What happens when a game is past its prime? Well, it usually goes on sale. Sometimes, you find ridiculously cheap copies in thrift shops. A few digital-only titles might end up disappearing from storefronts. It becomes impossible to find other people to play with, if there is an online component. Basically, we get to watch as it fades into obscurity. But what happens to DLC when games enter those twilight years? If the company creating it is a courteous one, sometimes something great happens.
There are companies out there that understand that as a game ages, it becomes time to start offering people opportunities to get the add-ons in other ways. After all, it only remains profitable for so long and eventually bigger, better editions that bundle all this extra content in for free are released. These publishers give us other avenues to get add-ons in ways that don’t technically cost us any money, and more companies should follow their lead and eventually give fans access to everything in games a year or two, maybe three, after they have had their moment in the sun.
The best example of such a situation is DOOM. One year after its release, id Software and Bethesda made all of its multiplayer DLC free. The 6.66 patch unlocked the previously paid map, gun, demon, armor, and equipment add-ons. It also overhauled the multiplayer progression system, to change how people would earn items. (This meant hitting certain levels and completing challenges gave you bigger and better things.) It was a long enough period of time that people who paid would not feel like they were ripped off, but also injected life back into a game that was now over a year old. Frankly, it was a fantastic move.

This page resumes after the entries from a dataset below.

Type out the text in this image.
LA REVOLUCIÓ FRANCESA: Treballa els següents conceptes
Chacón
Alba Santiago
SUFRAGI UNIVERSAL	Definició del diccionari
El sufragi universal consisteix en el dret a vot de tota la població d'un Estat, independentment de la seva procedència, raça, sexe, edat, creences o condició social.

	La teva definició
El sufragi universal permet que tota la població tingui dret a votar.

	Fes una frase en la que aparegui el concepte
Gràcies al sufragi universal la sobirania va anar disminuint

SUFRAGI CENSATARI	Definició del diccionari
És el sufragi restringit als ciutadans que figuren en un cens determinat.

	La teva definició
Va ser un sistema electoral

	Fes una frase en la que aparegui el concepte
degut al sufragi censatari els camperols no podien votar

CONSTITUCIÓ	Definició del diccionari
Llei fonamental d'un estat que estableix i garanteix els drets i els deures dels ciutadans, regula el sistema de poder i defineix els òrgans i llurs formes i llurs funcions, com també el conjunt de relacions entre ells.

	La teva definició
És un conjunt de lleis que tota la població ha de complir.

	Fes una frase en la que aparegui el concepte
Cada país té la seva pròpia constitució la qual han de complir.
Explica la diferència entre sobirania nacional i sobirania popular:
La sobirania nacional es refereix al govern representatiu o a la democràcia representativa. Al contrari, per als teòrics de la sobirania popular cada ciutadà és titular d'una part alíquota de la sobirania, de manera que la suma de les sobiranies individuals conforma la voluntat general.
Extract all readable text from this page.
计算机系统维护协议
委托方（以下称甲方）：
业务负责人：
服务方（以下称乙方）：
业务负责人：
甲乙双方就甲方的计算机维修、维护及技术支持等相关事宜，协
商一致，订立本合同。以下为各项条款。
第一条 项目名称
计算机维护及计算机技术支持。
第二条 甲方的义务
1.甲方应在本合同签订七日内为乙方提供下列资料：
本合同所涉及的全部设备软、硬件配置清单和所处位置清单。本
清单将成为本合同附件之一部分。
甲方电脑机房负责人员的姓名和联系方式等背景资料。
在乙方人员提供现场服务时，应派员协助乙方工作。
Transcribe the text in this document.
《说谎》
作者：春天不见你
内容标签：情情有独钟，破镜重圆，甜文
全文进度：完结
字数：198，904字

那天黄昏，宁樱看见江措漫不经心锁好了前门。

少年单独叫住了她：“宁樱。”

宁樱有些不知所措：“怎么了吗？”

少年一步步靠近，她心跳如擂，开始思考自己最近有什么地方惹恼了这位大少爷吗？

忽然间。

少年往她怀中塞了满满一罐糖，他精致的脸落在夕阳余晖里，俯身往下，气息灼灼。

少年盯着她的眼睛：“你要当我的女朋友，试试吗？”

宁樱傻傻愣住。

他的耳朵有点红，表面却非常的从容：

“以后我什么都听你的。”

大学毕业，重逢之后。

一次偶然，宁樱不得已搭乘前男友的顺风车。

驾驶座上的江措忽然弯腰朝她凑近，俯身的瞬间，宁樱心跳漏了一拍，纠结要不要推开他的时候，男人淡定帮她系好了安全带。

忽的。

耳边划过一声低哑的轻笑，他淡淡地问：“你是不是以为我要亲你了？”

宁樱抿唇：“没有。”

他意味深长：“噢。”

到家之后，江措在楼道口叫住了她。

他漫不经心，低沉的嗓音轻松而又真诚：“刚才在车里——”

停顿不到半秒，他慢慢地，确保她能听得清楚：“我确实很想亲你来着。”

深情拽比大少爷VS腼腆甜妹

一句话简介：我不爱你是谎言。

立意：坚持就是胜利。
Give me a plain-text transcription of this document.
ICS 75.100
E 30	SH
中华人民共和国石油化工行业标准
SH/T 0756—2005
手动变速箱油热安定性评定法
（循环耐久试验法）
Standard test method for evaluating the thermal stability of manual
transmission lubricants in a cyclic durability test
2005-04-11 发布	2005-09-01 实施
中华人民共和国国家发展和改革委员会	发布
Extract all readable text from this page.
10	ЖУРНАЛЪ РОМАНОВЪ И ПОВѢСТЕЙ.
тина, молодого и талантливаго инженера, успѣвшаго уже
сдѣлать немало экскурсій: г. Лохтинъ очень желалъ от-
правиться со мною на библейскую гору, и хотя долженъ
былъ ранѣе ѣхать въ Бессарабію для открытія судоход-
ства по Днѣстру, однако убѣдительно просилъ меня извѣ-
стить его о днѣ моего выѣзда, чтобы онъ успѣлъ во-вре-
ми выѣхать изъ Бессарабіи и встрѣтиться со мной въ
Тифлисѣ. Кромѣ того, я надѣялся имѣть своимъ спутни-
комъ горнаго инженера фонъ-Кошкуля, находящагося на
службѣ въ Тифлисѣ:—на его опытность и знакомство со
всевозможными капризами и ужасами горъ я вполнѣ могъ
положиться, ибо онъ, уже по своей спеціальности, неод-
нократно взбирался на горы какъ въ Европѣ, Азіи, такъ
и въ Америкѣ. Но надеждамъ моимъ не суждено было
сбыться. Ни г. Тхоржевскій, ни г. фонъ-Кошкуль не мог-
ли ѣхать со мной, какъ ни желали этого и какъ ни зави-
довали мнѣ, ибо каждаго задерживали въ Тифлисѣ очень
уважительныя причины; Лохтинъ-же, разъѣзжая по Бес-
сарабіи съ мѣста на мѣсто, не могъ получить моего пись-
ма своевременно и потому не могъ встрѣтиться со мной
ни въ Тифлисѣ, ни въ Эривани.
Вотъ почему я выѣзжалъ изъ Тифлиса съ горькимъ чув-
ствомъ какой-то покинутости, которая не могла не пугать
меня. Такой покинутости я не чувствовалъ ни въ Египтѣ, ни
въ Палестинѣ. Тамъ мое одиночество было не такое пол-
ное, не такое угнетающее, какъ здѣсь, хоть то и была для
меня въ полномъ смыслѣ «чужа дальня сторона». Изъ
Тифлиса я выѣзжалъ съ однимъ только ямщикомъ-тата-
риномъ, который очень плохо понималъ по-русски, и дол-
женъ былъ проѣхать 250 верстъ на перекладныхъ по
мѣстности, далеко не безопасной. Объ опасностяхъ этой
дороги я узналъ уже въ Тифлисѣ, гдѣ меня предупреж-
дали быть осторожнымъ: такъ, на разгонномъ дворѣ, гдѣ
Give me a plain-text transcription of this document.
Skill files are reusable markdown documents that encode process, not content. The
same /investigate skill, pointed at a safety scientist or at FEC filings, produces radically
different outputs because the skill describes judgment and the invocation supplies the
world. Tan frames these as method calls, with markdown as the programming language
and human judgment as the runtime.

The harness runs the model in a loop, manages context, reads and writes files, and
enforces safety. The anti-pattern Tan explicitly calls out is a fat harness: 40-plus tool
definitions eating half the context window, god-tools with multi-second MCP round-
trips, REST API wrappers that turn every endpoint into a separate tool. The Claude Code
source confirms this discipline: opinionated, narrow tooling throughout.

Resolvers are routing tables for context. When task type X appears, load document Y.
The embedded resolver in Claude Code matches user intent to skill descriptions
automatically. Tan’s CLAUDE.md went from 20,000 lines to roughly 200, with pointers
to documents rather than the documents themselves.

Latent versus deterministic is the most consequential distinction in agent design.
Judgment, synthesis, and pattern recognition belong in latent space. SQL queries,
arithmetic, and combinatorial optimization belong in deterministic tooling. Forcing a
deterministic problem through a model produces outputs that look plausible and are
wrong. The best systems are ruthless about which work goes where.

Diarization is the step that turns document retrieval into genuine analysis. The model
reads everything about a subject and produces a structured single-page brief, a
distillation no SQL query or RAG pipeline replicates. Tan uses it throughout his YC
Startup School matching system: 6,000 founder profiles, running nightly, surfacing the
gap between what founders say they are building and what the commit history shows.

Another company that handled this sort of situation well is Ubisoft. It has this winter sports game called Steep, you may have heard of it. (It is pretty huge.) Like DOOM, something important happened when it hit the one year mark. The base game lets you use skis, snowboards, paragliders, and wingsuits. Four extra sports were added along the way as paid DLC. After the December 4, 2017 patch, the Base Jump, Sled, Speed Riding, and Rocket Wingsuit paid sports became free. You need to unlock them with Steep Credits, which can be earned with in-game effort or bought with real money, but still. There is a new option to get these extra activities without actually paying money for them.
Then, there is Nintendo. It has done a similar thing with Mario Kart 8, a Wii U game that is now obsolete since Mario Kart 8 Deluxe is on the Switch with plenty of new features and all of the DLC. So what happens with the DLC for the older version? It appears on My Nintendo, the loyalty program the company runs. For 60 Gold Coins, which people earn for purchasing Nintendo 3DS or Switch games, people can “buy” these add-ons and use them in their games. Yes, you are technically spending money on other games, so I guess you did buy them. But no real money went toward them.
We all know companies eventually stop making amazing profits off of games. After the one year mark, they are exploring new avenues. Usage goes down. Game of the year editions may even be released that bundle the game and all content together. Doesn’t it only make sense for developers and publishers to then start offering different options for acquiring what was once paid DLC? Give us new ways to get them, please?